In 1906, Elizabeth Smith Miller and other pioneer feminists persuaded Geneva businessman and philanthropist William Smith to make the largest donation of his life—approximately $500,000, about $12 million today—to endow a new college for women that would offer a complete liberal education, seldom offered to women at the time. The college would share land and some facilities with the existing Hobart College in an unusual “co-ordinate” relationship. (The two institutions now share a campus and operate as Hobart and William Smith Colleges, but continue to confer degrees as separate entities, an arrangement seen nowhere else in American higher education.) Ironically, Smith originally contemplated making a very large gift to found a Spiritualist college. Miller et al. were able to persuade him otherwise.

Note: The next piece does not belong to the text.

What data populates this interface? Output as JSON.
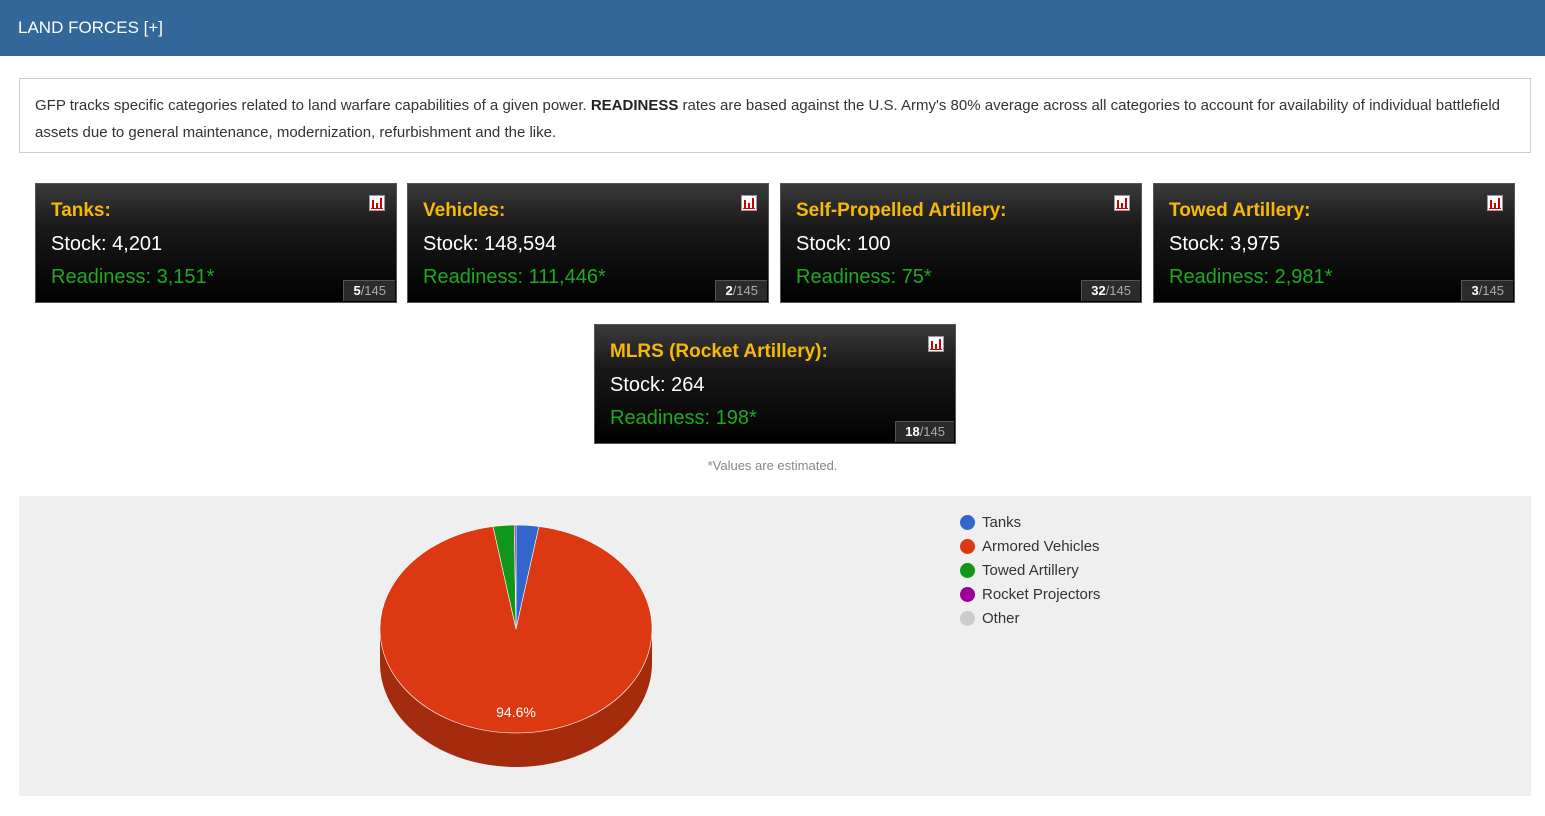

In 1907, the new college’s first building was constructed: Smith Hall of Science, a classroom building. (Lavishly restored in 1992, Smith Hall now houses deans’ and department offices and some classrooms.) In 1908, the College accepted its first class. In 1911 Smith, then aged ninety-one, laid the cornerstone of the college’s first residence hall, Miller House, named for Elizabeth Smith Miller. The building still serves as a residence.
In 1911, the ninety-one-year-old William Smith laid the cornerstone for William Smith College for Women’s first residence hall: Miller House, named, of course, for the indefatigable Elizabeth.